Regarding the construction of a light-controlled crossing in the High Street, Higham Ferrers, on the corner of Wharf Road, together with a second crossing at the same corner, only 50m or so away from a well-established crossing of the same type, I was concerned that, recently, our mayor stated that the first our town council knew about this was when it was too late to have any influence over it, so I made a few phone calls to check.
I spoke to the economic development officer at East Northants Council, who informed me that this crossing was part of the Rushden, Higham Ferrers, Irthlingborough Greenway project, and that the project manager was an officer with Northamptonshire County Council.
I asked who was on the project board, and was told it was made up of a district councillor from Rushden, a county councillor from Irthlingborough, himself, the county project manager and a representative from Rockingham Forest Trust, one of the funding partners, but no representatives from Higham Ferrers.
I asked about the choice of route and why create another two crossings at a cost of many thousands of pounds when an adequate crossing already existed.
He said that the route was agreed by the board.

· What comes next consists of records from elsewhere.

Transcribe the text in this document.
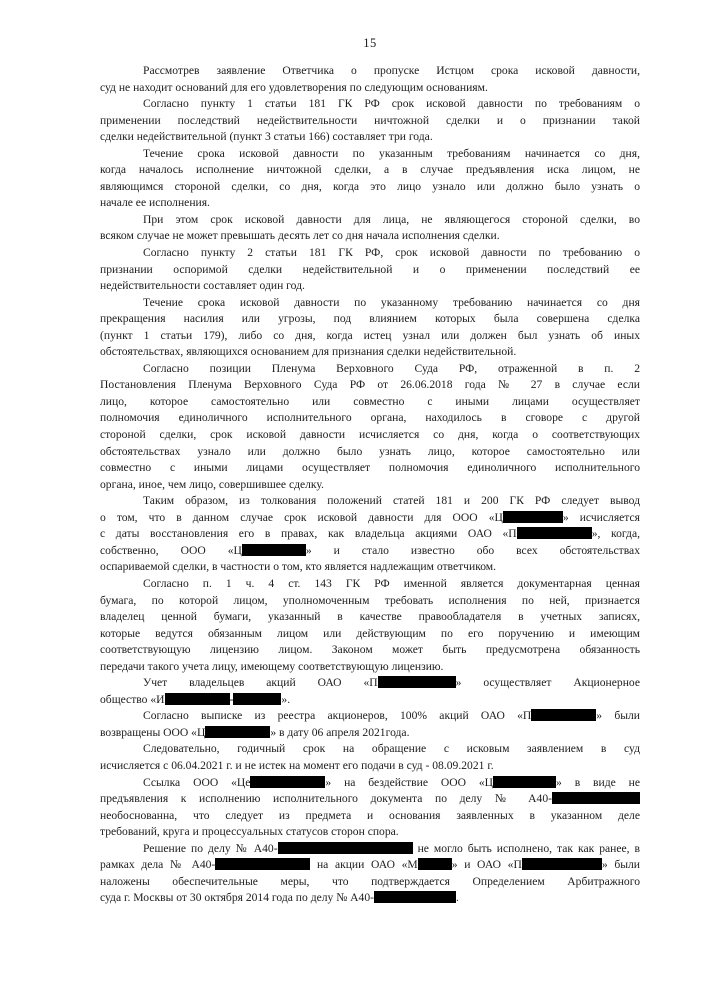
15
Рассмотрев заявление Ответчика о пропуске Истцом срока исковой давности,
суд не находит оснований для его удовлетворения по следующим основаниям.
Согласно пункту 1 статьи 181 ГК РФ срок исковой давности по требованиям о
применении последствий недействительности ничтожной сделки и о признании такой
сделки недействительной (пункт 3 статьи 166) составляет три года.
Течение срока исковой давности по указанным требованиям начинается со дня,
когда началось исполнение ничтожной сделки, а в случае предъявления иска лицом, не
являющимся стороной сделки, со дня, когда это лицо узнало или должно было узнать о
начале ее исполнения.
При этом срок исковой давности для лица, не являющегося стороной сделки, во
всяком случае не может превышать десять лет со дня начала исполнения сделки.
Согласно пункту 2 статьи 181 ГК РФ, срок исковой давности по требованию о
признании оспоримой сделки недействительной и о применении последствий ее
недействительности составляет один год.
Течение срока исковой давности по указанному требованию начинается со дня
прекращения насилия или угрозы, под влиянием которых была совершена сделка
(пункт 1 статьи 179), либо со дня, когда истец узнал или должен был узнать об иных
обстоятельствах, являющихся основанием для признания сделки недействительной.
Согласно позиции Пленума Верховного Суда РФ, отраженной в п. 2
Постановления Пленума Верховного Суда РФ от 26.06.2018 года № 27 в случае если
лицо, которое самостоятельно или совместно с иными лицами осуществляет
полномочия единоличного исполнительного органа, находилось в сговоре с другой
стороной сделки, срок исковой давности исчисляется со дня, когда о соответствующих
обстоятельствах узнало или должно было узнать лицо, которое самостоятельно или
совместно с иными лицами осуществляет полномочия единоличного исполнительного
органа, иное, чем лицо, совершившее сделку.
Таким образом, из толкования положений статей 181 и 200 ГК РФ следует вывод
о том, что в данном случае срок исковой давности для ООО «Ц	» исчисляется
с даты восстановления его в правах, как владельца акциями ОАО «П	», когда,
собственно, ООО «Ц	» и стало известно обо всех обстоятельствах
оспариваемой сделки, в частности о том, кто является надлежащим ответчиком.
Согласно п. 1 ч. 4 ст. 143 ГК РФ именной является документарная ценная
бумага, по которой лицом, уполномоченным требовать исполнения по ней, признается
владелец ценной бумаги, указанный в качестве правообладателя в учетных записях,
которые ведутся обязанным лицом или действующим по его поручению и имеющим
соответствующую лицензию лицом. Законом может быть предусмотрена обязанность
передачи такого учета лицу, имеющему соответствующую лицензию.
Учет владельцев акций ОАО «П	» осуществляет Акционерное
общество «И	-	».
Согласно выписке из реестра акционеров, 100% акций ОАО «П	» были
возвращены ООО «Ц	» в дату 06 апреля 2021года.
Следовательно, годичный срок на обращение с исковым заявлением в суд
исчисляется с 06.04.2021 г. и не истек на момент его подачи в суд - 08.09.2021 г.
Ссылка ООО «Це	» на бездействие ООО «Ц	» в виде не
предъявления к исполнению исполнительного документа по делу № А40-
необоснованна, что следует из предмета и основания заявленных в указанном деле
требований, круга и процессуальных статусов сторон спора.
Решение по делу № А40-	не могло быть исполнено, так как ранее, в
рамках дела № А40-	на акции ОАО «М	» и ОАО «П	» были
наложены обеспечительные меры, что подтверждается Определением Арбитражного
суда г. Москвы от 30 октября 2014 года по делу № А40-	.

I suggested had there been an input from Higham Ferrers, a more cost-effective route would have been proposed to continue along the railway track bed to its terminus to the rear of Higham Library, thus creating the pedestrian access to the Ferrers School the town has been asking for over the past 20 years; then north, along Midland Road, through the Castle Field footpath to College Street, along to the existing light-controlled crossing some 30m north, and then into the back lane and on into Irthlingborough, thus reducing the use of main roads and saving the costs of the crossings in High Street.
I must point out that for cyclists to use the new crossing, they will have to travel about 50m along the footpath, thus breaking the law.
The whole project has been funded through the obtaining of grant aid from various sources, one
being the Rockingham Forest Trust.
As part of the grant application, the funders have to be satisfied that full consultation has taken place with all parties directly or indirectly affected by the scheme. The mayor’s statement tells me that in Higham Ferrers this did not take place.
Indeed, the economic development officer informed me that both he and the project manager met our mayor and county councillor on November 21, 2011; as work began on January 3, 2012, the contracts had already been signed, contracts exchanged, route and start date agreed – therefore, this was not consultation.
The funders for the scheme must look at the application again to ensure they are not complicit in any way to any possible breaches in the law, and the moral of the story is, if you want to alter Higham Ferrers, then ask, especially as our town council is now consulting on a Town Plan that may see the removal of both these crossings and possible changes to the High Street to improve car parking.